Sanità: in Fvg impiantato il primo orecchio bionico con braccio robotico
Grazie alla microchirurgia robotica, si apre in FVG una nuova epoca per il trattamento di patologie, anche gravi, legate alla sordità. Per la prima volta, infatti, l’equipe dellaClinica ORL di ASUGI, diretta dal prof. Giancarlo Tirelli, ha eseguito l’inserimento dell’elettrodo nella coclea di una paziente di 72 anni, affetta da grave sordità, avvalendosi della precisione operativa del braccio robotico, tecnologia d’avanguardia che ha consentito un’estrema precisione nella fase più delicata dell’intervento: l’inserimento dell’elettrodo nella coclea.
“Per i trattamenti di queste patologie – ha dichiarato il prof. Tirelli – si apre una nuova epoca a livello regionale: Trieste oggi rappresenta l’avanguardia, ma questi trattamenti potranno caratterizzare la normale operatività anche di altri reparti migliorando la qualità delle cure per i nostri cittadini affetti da patologie dell’udito”.
Soddisfatto del risultato raggiunto anche l’assessore alla salute Riccardo Riccardi: “il progresso tecnologico in ambito chirurgico può semplificare gli interventi e migliorare gli esiti ottimizzando l’utilizzo delle risorse e rispondendo sempre meglio alle necessità dei cittadini. La tecnologia va contestualizzata in un progetto gestionale organico, inserita in una filiera di risposta al bisogno che ottimizzi i risultati salvaguardando la sostenibilità. Tecnologia, organizzazione, programmazione delle risorse sono i capisaldi del futuro della risposta ai bisogni di salute della popolazione”.

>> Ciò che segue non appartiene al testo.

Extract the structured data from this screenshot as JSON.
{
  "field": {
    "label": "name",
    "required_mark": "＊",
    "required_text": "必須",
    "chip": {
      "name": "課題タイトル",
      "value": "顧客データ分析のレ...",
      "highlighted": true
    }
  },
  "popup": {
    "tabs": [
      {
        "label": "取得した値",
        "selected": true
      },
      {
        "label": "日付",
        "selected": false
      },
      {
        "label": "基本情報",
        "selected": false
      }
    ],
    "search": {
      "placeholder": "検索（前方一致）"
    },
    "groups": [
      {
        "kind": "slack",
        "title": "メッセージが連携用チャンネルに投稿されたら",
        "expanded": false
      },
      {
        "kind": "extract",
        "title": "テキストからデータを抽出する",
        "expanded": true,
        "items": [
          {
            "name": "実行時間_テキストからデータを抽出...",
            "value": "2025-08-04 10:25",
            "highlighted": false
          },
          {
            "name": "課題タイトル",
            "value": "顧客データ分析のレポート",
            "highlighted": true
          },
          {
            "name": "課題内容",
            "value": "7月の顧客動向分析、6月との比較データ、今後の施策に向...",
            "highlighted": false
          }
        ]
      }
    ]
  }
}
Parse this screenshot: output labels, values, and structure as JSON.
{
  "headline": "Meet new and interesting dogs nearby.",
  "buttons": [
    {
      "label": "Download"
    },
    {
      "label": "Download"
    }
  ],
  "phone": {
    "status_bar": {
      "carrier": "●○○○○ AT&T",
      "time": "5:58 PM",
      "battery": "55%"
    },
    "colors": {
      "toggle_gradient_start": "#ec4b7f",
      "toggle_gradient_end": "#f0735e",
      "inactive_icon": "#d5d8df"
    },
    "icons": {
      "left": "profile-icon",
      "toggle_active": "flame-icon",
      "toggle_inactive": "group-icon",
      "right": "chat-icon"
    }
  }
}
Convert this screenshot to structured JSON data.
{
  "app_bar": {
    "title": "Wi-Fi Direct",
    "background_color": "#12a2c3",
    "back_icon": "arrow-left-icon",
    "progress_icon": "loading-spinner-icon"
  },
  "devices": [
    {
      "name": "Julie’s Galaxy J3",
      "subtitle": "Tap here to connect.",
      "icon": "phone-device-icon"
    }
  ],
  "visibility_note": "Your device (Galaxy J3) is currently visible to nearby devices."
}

Tornando alla descrizione dell’importante intervento realizzato a Trieste occorre spiegare che il braccio robotico permette di stabilire e mantenere con grande precisione la traiettoria dell’array di elettrodi al fine di garantirne un inserimento controllato e atraumatico all’interno della coclea componente dell’orecchio interno dove si trovano le cellule acustiche deputate alla funzione uditiva. Questa innovativa metodologia mira a diminuire in modo significativo il rischio di lesioni alle delicate strutture nervose dell’orecchio interno che si potrebbero verificare durante il posizionamento degli elettrodi compromettendo i risultati della riabilitazione uditiva.
Nello specifico caso clinico la paziente era affetta da sordità profonda bilaterale con una conformazione anatomica estremamente complessa ed un concomitante aneurisma cerebrale, di dimensioni e caratteristiche tali da non rendere possibile un trattamento neurochirurgico.
Questa condizione non ha controindicato l’intervento di impianto cocleare, che è stato pertanto eseguito con esito del tutto favorevole e in assenza completa di complicanze nella fase postoperatoria. Grazie al sistema robotico, controllato comunque dal team dei microchirurghi in tempo reale, è stato possibile inserire l’impianto con un approccio minimamente invasivo, riducendo il trauma chirurgico e preservando al massimo le strutture residue nervose uditive che garantiranno nella fase riabilitativa il recupero dell’udito.
Questo intervento chirurgico rappresenta un importante passo avanti verso la chirurgia del recupero uditivo mediante microchirurgia. L’impiego del braccio robotico rappresenta un’ulteriore garanzia di sicurezza per il paziente, soprattutto nei casi più complessi o con rischio di danni collaterali alla coclea.
In generale l’impianto cocleare consente a persone adulte e bambini con sordità profonda, che non hanno un beneficio uditivo sufficiente utilizzando le protesi acustiche tradizionali, di recuperare la percezione dei suoni, migliorando la qualità della vita e le possibilità di comunicazione. L’équipe dell’ORL di ASUGI si conferma come protagonista a livello nazionale nella sperimentazione clinica di tecnologie innovative avanzate applicate all’otorinolaringoiatria contando ormai una casistica di 150 soggetti impiantati in età adulta.